Where and How to Attack the Brooklyn Nets in 2012-13

Kenny DeJohn@@kennydejohnAnalyst IIIMarch 4, 2017

NEW YORK, NY - NOVEMBER 26: Brook Lopez #11 of the Brooklyn Nets and Tyson Chandler #6 of the New York Knicks battle for a loose ball at the Barclays Center on November 26, 2012 in the Brooklyn borough of New York City. NOTE TO USER: User expressly acknowledges and agrees that, by downloading and/or using this photograph, user is consenting to the terms and conditions of the Getty Images License Agreement.  The Nets defeated the Knicks 96-89. (Photo by Bruce Bennett/Getty Images)
Bruce Bennett/Getty Images

The Brooklyn Nets are off to a fast start at 10-4, tied for second place in the Eastern Conference with the New York Knicks.

They have received great play from their refurbished bench, as well as from Deron Williams and Brook Lopez. Joe Johnson is working his way back to his old form after struggling with his shot early on, and Kris Humphries has seen a slight regression is his scoring due to the overall improvement of the team on the offensive end of the court. 

Opposing teams have yet to figure out a surefire way of beating the Nets, but there's one glaring weakness that the opposition needs to learn to attack.

Lopez and Humphries, while they are capable of holding their own on the offensive side of the ball, aren't exactly the greatest post defenders.

Lopez is notorious for not playing defense or rebounding well, while Humphries is a solid rebounder that lacks in overall defense.

Attacking the Nets inside is something that all teams should try to do—regardless of their talent level at power forward and center.

Look at the Cleveland Cavaliers for example.

Anderson Varejao had the night of his career on November 13 against the Nets.

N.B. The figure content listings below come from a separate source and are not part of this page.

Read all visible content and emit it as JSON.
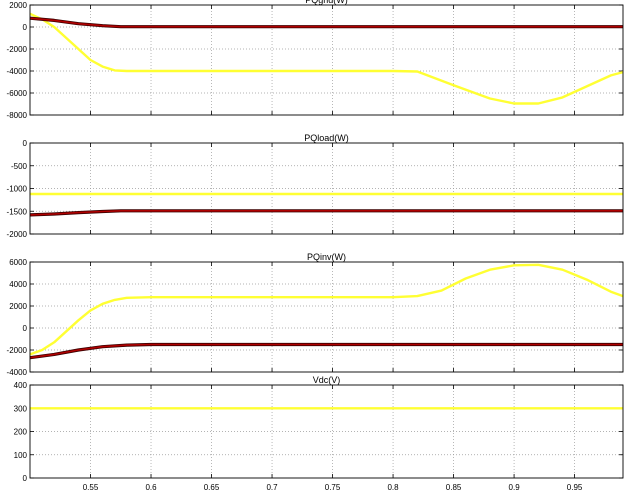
{
  "chart_data": [
    {
      "type": "line",
      "title": "PQgrid(W)",
      "xlim": [
        0.5,
        0.99
      ],
      "ylim": [
        -8000,
        2000
      ],
      "yticks": [
        2000,
        0,
        -2000,
        -4000,
        -6000,
        -8000
      ],
      "grid": true,
      "show_xticklabels": false,
      "series": [
        {
          "color": "#ffff33",
          "x": [
            0.5,
            0.51,
            0.52,
            0.53,
            0.54,
            0.55,
            0.56,
            0.57,
            0.58,
            0.6,
            0.7,
            0.8,
            0.82,
            0.85,
            0.88,
            0.9,
            0.92,
            0.94,
            0.96,
            0.98,
            0.99
          ],
          "y": [
            1200,
            700,
            0,
            -1000,
            -2000,
            -3000,
            -3600,
            -3950,
            -4000,
            -4000,
            -4000,
            -4000,
            -4050,
            -5300,
            -6500,
            -6950,
            -6950,
            -6400,
            -5400,
            -4400,
            -4100
          ]
        },
        {
          "color": "#b00000",
          "x": [
            0.5,
            0.52,
            0.54,
            0.56,
            0.575,
            0.6,
            0.7,
            0.8,
            0.9,
            0.99
          ],
          "y": [
            800,
            600,
            300,
            120,
            30,
            30,
            30,
            30,
            30,
            30
          ]
        }
      ]
    },
    {
      "type": "line",
      "title": "PQload(W)",
      "xlim": [
        0.5,
        0.99
      ],
      "ylim": [
        -2000,
        0
      ],
      "yticks": [
        0,
        -500,
        -1000,
        -1500,
        -2000
      ],
      "grid": true,
      "show_xticklabels": false,
      "series": [
        {
          "color": "#ffff33",
          "x": [
            0.5,
            0.99
          ],
          "y": [
            -1120,
            -1120
          ]
        },
        {
          "color": "#b00000",
          "x": [
            0.5,
            0.52,
            0.54,
            0.56,
            0.575,
            0.6,
            0.99
          ],
          "y": [
            -1580,
            -1560,
            -1530,
            -1505,
            -1490,
            -1490,
            -1490
          ]
        }
      ]
    },
    {
      "type": "line",
      "title": "PQinv(W)",
      "xlim": [
        0.5,
        0.99
      ],
      "ylim": [
        -4000,
        6000
      ],
      "yticks": [
        6000,
        4000,
        2000,
        0,
        -2000,
        -4000
      ],
      "grid": true,
      "show_xticklabels": false,
      "series": [
        {
          "color": "#ffff33",
          "x": [
            0.5,
            0.51,
            0.52,
            0.53,
            0.54,
            0.55,
            0.56,
            0.57,
            0.58,
            0.6,
            0.7,
            0.8,
            0.82,
            0.84,
            0.86,
            0.88,
            0.9,
            0.92,
            0.94,
            0.96,
            0.98,
            0.99
          ],
          "y": [
            -2400,
            -2000,
            -1300,
            -300,
            700,
            1600,
            2200,
            2550,
            2750,
            2800,
            2800,
            2800,
            2900,
            3400,
            4500,
            5300,
            5700,
            5750,
            5300,
            4400,
            3300,
            2900
          ]
        },
        {
          "color": "#b00000",
          "x": [
            0.5,
            0.52,
            0.54,
            0.56,
            0.58,
            0.6,
            0.99
          ],
          "y": [
            -2700,
            -2400,
            -2000,
            -1700,
            -1550,
            -1500,
            -1500
          ]
        }
      ]
    },
    {
      "type": "line",
      "title": "Vdc(V)",
      "xlim": [
        0.5,
        0.99
      ],
      "ylim": [
        0,
        400
      ],
      "yticks": [
        400,
        300,
        200,
        100,
        0
      ],
      "grid": true,
      "show_xticklabels": true,
      "xticks": [
        0.55,
        0.6,
        0.65,
        0.7,
        0.75,
        0.8,
        0.85,
        0.9,
        0.95
      ],
      "xticklabels": [
        "0.55",
        "0.6",
        "0.65",
        "0.7",
        "0.75",
        "0.8",
        "0.85",
        "0.9",
        "0.95"
      ],
      "series": [
        {
          "color": "#ffff33",
          "x": [
            0.5,
            0.99
          ],
          "y": [
            300,
            300
          ]
        }
      ]
    }
  ]
}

He scored 35 points and grabbed 18 rebounds, primarily being matched up with Lopez.

It was Varejao's sixth—yes, sixth—career 20-point game. That's over a nine-year NBA career.

Varejao isn't exactly a dominant offensive force in the paint (he's averaged just 7.5 points per game over the course of his career). His outburst earlier in the month is further proof that the Nets can't handle aggressive big men.

In the Nets' most recent game against the Boston Celtics, they were unable to slow down big men Brandon Bass and Kevin Garnett.

While neither of them necessarily "went off," they each dropped 16 points on over 50 percent shooting. 

The Nets are giving centers and power forwards too many easy looks and wide open lanes to the basket, making it an easy weakness to exploit. Opposing teams need to start taking advantage of that and working the ball inside against Brooklyn. As of right now, they just aren't able to stop it.